Examination of the reporter's transcript of the proceedings upon trial clearly indicates that it was Baumgartner's sole position as advanced by him throughout the trial that: (1) the debt for unpaid insurance premiums was that of Minerals Exploration Research Company (hereafter called Merco), a corporation; or (2) that the debt was that of Merco, a partnership, in which he was only a limited partner, and that in either event he as an individual was not liable. At no time during the actual trial of the case was there the slightest suggestion from Baumgartner that this undisputed debt for unpaid insurance premiums was not due the Burts, but to their principals. In arguing his motion to dismiss, interposed at the end of the Burts' case, Baumgartner candidly conceded that there was an indebtedness for unpaid insurance premiums, but in support of his motion he urged that the debt was not his, but that of the limited partnership or its successor corporation. In arguing this motion Baumgartner did not contend that the Burts had failed to make a prima facie showing that this debt was due them.

After the trial proper was concluded, the trial court took the matter under advisement and permitted counsel to file briefs. It was when these briefs were filed many weeks later that Baumgartner for the first time suggested that this debt was not due the Burts, but their principals. By that time the Burts were obviously in no position to offer evidence which conceivably could have completely annihilated this contention.

The Burts' complaint was for a debt due on what they correctly described as an "open account." 44 C.J.S. Insurance § 358, page 1337. By answer, Baumgartner denied all allegations in the complaint and affirmatively alleged that if he was in fact a partner in Merco, he was only a limited partner.

The evidence disclosed that the Burts, operating as a general insurance agency, sold and delivered numerous insurance policies of many different types to Merco, be it the partnership or the corporation, and that in return Merco paid the Burts the sum of approximately $2,800 as a partial payment for premiums due. It was also established that some of these policies were cancelled by Merco before their expiration date and that in such instances Merco received payment or credits from the Burts in the approximate amount of $3,400. There was no complaint that the Burts did not have the authority to effectuate this return of premiums, but only the belated complaint that the Burts were not the proper parties to successfully maintain an action for unpaid premiums. Moreover, it is of interest to note that the Burts testified that in 1957 Baumgartner acknowledged his preexisting indebtedness to the Burts and once again promised to pay them as soon as he in turn collected some of his own accounts receivable.

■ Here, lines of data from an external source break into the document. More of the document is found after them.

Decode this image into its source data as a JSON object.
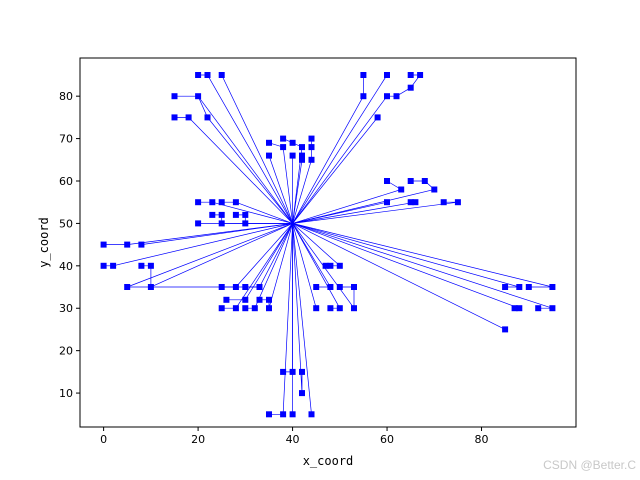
{
  "chart_data": {
    "type": "scatter",
    "title": "",
    "xlabel": "x_coord",
    "ylabel": "y_coord",
    "xlim": [
      -5,
      100
    ],
    "ylim": [
      2,
      89
    ],
    "xticks": [
      0,
      20,
      40,
      60,
      80
    ],
    "yticks": [
      10,
      20,
      30,
      40,
      50,
      60,
      70,
      80
    ],
    "grid": false,
    "legend": "none",
    "marker": "square",
    "color": "#0000ff",
    "depot": {
      "x": 40,
      "y": 50
    },
    "points": [
      [
        20,
        85
      ],
      [
        22,
        85
      ],
      [
        25,
        85
      ],
      [
        15,
        80
      ],
      [
        20,
        80
      ],
      [
        15,
        75
      ],
      [
        18,
        75
      ],
      [
        22,
        75
      ],
      [
        55,
        85
      ],
      [
        60,
        85
      ],
      [
        65,
        85
      ],
      [
        67,
        85
      ],
      [
        55,
        80
      ],
      [
        60,
        80
      ],
      [
        62,
        80
      ],
      [
        65,
        82
      ],
      [
        58,
        75
      ],
      [
        38,
        70
      ],
      [
        35,
        69
      ],
      [
        38,
        68
      ],
      [
        40,
        69
      ],
      [
        42,
        68
      ],
      [
        44,
        68
      ],
      [
        44,
        70
      ],
      [
        35,
        66
      ],
      [
        40,
        66
      ],
      [
        42,
        66
      ],
      [
        42,
        65
      ],
      [
        44,
        65
      ],
      [
        60,
        60
      ],
      [
        63,
        58
      ],
      [
        65,
        60
      ],
      [
        68,
        60
      ],
      [
        70,
        58
      ],
      [
        60,
        55
      ],
      [
        65,
        55
      ],
      [
        66,
        55
      ],
      [
        72,
        55
      ],
      [
        75,
        55
      ],
      [
        20,
        55
      ],
      [
        23,
        55
      ],
      [
        25,
        55
      ],
      [
        28,
        55
      ],
      [
        20,
        50
      ],
      [
        23,
        52
      ],
      [
        25,
        52
      ],
      [
        25,
        50
      ],
      [
        28,
        52
      ],
      [
        30,
        52
      ],
      [
        30,
        50
      ],
      [
        0,
        45
      ],
      [
        5,
        45
      ],
      [
        8,
        45
      ],
      [
        0,
        40
      ],
      [
        2,
        40
      ],
      [
        8,
        40
      ],
      [
        10,
        40
      ],
      [
        5,
        35
      ],
      [
        10,
        35
      ],
      [
        47,
        40
      ],
      [
        48,
        40
      ],
      [
        50,
        40
      ],
      [
        45,
        35
      ],
      [
        48,
        35
      ],
      [
        50,
        35
      ],
      [
        53,
        35
      ],
      [
        45,
        30
      ],
      [
        48,
        30
      ],
      [
        50,
        30
      ],
      [
        53,
        30
      ],
      [
        25,
        35
      ],
      [
        28,
        35
      ],
      [
        30,
        35
      ],
      [
        33,
        35
      ],
      [
        26,
        32
      ],
      [
        30,
        32
      ],
      [
        33,
        32
      ],
      [
        35,
        32
      ],
      [
        25,
        30
      ],
      [
        28,
        30
      ],
      [
        30,
        30
      ],
      [
        32,
        30
      ],
      [
        35,
        30
      ],
      [
        85,
        35
      ],
      [
        88,
        35
      ],
      [
        90,
        35
      ],
      [
        95,
        35
      ],
      [
        85,
        25
      ],
      [
        87,
        30
      ],
      [
        88,
        30
      ],
      [
        92,
        30
      ],
      [
        95,
        30
      ],
      [
        38,
        15
      ],
      [
        40,
        15
      ],
      [
        42,
        15
      ],
      [
        42,
        10
      ],
      [
        35,
        5
      ],
      [
        38,
        5
      ],
      [
        40,
        5
      ],
      [
        44,
        5
      ]
    ],
    "routes": [
      [
        [
          20,
          85
        ],
        [
          22,
          85
        ],
        [
          40,
          50
        ]
      ],
      [
        [
          25,
          85
        ],
        [
          40,
          50
        ]
      ],
      [
        [
          20,
          80
        ],
        [
          40,
          50
        ]
      ],
      [
        [
          15,
          80
        ],
        [
          20,
          80
        ],
        [
          22,
          75
        ],
        [
          40,
          50
        ]
      ],
      [
        [
          15,
          75
        ],
        [
          18,
          75
        ],
        [
          40,
          50
        ]
      ],
      [
        [
          55,
          85
        ],
        [
          55,
          80
        ],
        [
          40,
          50
        ]
      ],
      [
        [
          60,
          85
        ],
        [
          40,
          50
        ]
      ],
      [
        [
          65,
          85
        ],
        [
          67,
          85
        ],
        [
          65,
          82
        ],
        [
          62,
          80
        ],
        [
          60,
          80
        ],
        [
          40,
          50
        ]
      ],
      [
        [
          58,
          75
        ],
        [
          40,
          50
        ]
      ],
      [
        [
          38,
          70
        ],
        [
          40,
          69
        ],
        [
          42,
          68
        ],
        [
          40,
          50
        ]
      ],
      [
        [
          35,
          69
        ],
        [
          38,
          68
        ],
        [
          40,
          50
        ]
      ],
      [
        [
          44,
          70
        ],
        [
          44,
          68
        ],
        [
          44,
          65
        ],
        [
          40,
          50
        ]
      ],
      [
        [
          35,
          66
        ],
        [
          40,
          50
        ]
      ],
      [
        [
          40,
          66
        ],
        [
          40,
          50
        ]
      ],
      [
        [
          42,
          66
        ],
        [
          42,
          65
        ],
        [
          40,
          50
        ]
      ],
      [
        [
          60,
          60
        ],
        [
          63,
          58
        ],
        [
          40,
          50
        ]
      ],
      [
        [
          65,
          60
        ],
        [
          68,
          60
        ],
        [
          70,
          58
        ],
        [
          40,
          50
        ]
      ],
      [
        [
          60,
          55
        ],
        [
          40,
          50
        ]
      ],
      [
        [
          65,
          55
        ],
        [
          66,
          55
        ],
        [
          40,
          50
        ]
      ],
      [
        [
          72,
          55
        ],
        [
          75,
          55
        ],
        [
          40,
          50
        ]
      ],
      [
        [
          20,
          55
        ],
        [
          23,
          55
        ],
        [
          40,
          50
        ]
      ],
      [
        [
          25,
          55
        ],
        [
          28,
          55
        ],
        [
          40,
          50
        ]
      ],
      [
        [
          20,
          50
        ],
        [
          40,
          50
        ]
      ],
      [
        [
          23,
          52
        ],
        [
          25,
          52
        ],
        [
          25,
          50
        ],
        [
          40,
          50
        ]
      ],
      [
        [
          28,
          52
        ],
        [
          30,
          52
        ],
        [
          30,
          50
        ],
        [
          40,
          50
        ]
      ],
      [
        [
          0,
          45
        ],
        [
          5,
          45
        ],
        [
          40,
          50
        ]
      ],
      [
        [
          8,
          45
        ],
        [
          40,
          50
        ]
      ],
      [
        [
          0,
          40
        ],
        [
          2,
          40
        ],
        [
          40,
          50
        ]
      ],
      [
        [
          8,
          40
        ],
        [
          10,
          40
        ],
        [
          10,
          35
        ],
        [
          40,
          50
        ]
      ],
      [
        [
          5,
          35
        ],
        [
          40,
          50
        ]
      ],
      [
        [
          47,
          40
        ],
        [
          48,
          40
        ],
        [
          50,
          40
        ],
        [
          40,
          50
        ]
      ],
      [
        [
          45,
          35
        ],
        [
          48,
          35
        ],
        [
          40,
          50
        ]
      ],
      [
        [
          50,
          35
        ],
        [
          53,
          35
        ],
        [
          53,
          30
        ],
        [
          40,
          50
        ]
      ],
      [
        [
          45,
          30
        ],
        [
          40,
          50
        ]
      ],
      [
        [
          48,
          30
        ],
        [
          50,
          30
        ],
        [
          40,
          50
        ]
      ],
      [
        [
          25,
          35
        ],
        [
          28,
          35
        ],
        [
          40,
          50
        ]
      ],
      [
        [
          30,
          35
        ],
        [
          33,
          35
        ],
        [
          40,
          50
        ]
      ],
      [
        [
          26,
          32
        ],
        [
          30,
          32
        ],
        [
          40,
          50
        ]
      ],
      [
        [
          33,
          32
        ],
        [
          35,
          32
        ],
        [
          35,
          30
        ],
        [
          40,
          50
        ]
      ],
      [
        [
          25,
          30
        ],
        [
          28,
          30
        ],
        [
          40,
          50
        ]
      ],
      [
        [
          30,
          30
        ],
        [
          32,
          30
        ],
        [
          40,
          50
        ]
      ],
      [
        [
          85,
          35
        ],
        [
          88,
          35
        ],
        [
          40,
          50
        ]
      ],
      [
        [
          90,
          35
        ],
        [
          95,
          35
        ],
        [
          40,
          50
        ]
      ],
      [
        [
          85,
          25
        ],
        [
          40,
          50
        ]
      ],
      [
        [
          87,
          30
        ],
        [
          88,
          30
        ],
        [
          40,
          50
        ]
      ],
      [
        [
          92,
          30
        ],
        [
          95,
          30
        ],
        [
          40,
          50
        ]
      ],
      [
        [
          38,
          15
        ],
        [
          40,
          15
        ],
        [
          40,
          50
        ]
      ],
      [
        [
          42,
          15
        ],
        [
          42,
          10
        ],
        [
          40,
          50
        ]
      ],
      [
        [
          35,
          5
        ],
        [
          38,
          5
        ],
        [
          40,
          50
        ]
      ],
      [
        [
          40,
          5
        ],
        [
          40,
          50
        ]
      ],
      [
        [
          44,
          5
        ],
        [
          40,
          50
        ]
      ],
      [
        [
          5,
          35
        ],
        [
          33,
          35
        ]
      ]
    ]
  },
  "watermark": "CSDN @Better.C"
}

The majority opinion quite correctly recognizes that an agent of an insurance company can under some circumstances maintain an action in his own name for unpaid premiums. If the insured when sued for unpaid premiums wishes to put in issue the *685 right or the capacity of the agent to maintain the action, or to contend that the agent is not the real party in interest and that his principal is an indispensible party, the better practice would seem to be that such claim be affirmatively pleaded. See Rules 8(c), 9 (a) (1) 17(a), R.C.P.Colo.

Had this matter been thus raised either by pleading or by testimony even during the trial proper, then the Burts would have at least been afforded the opportunity to show, for example, that they had in fact already paid their principals the premiums now sought to be recovered from Baumgartner, or that they had obligated themselves to so do, in which event the majority opinion recognizes that the Burts would then have the right to maintain the present action in their own names. The belated manner in which this issue was injected into the proceedings effectively precluded the Burts from even the opportunity to defend themselves.

SUTTON, J., states that he joins in this dissent.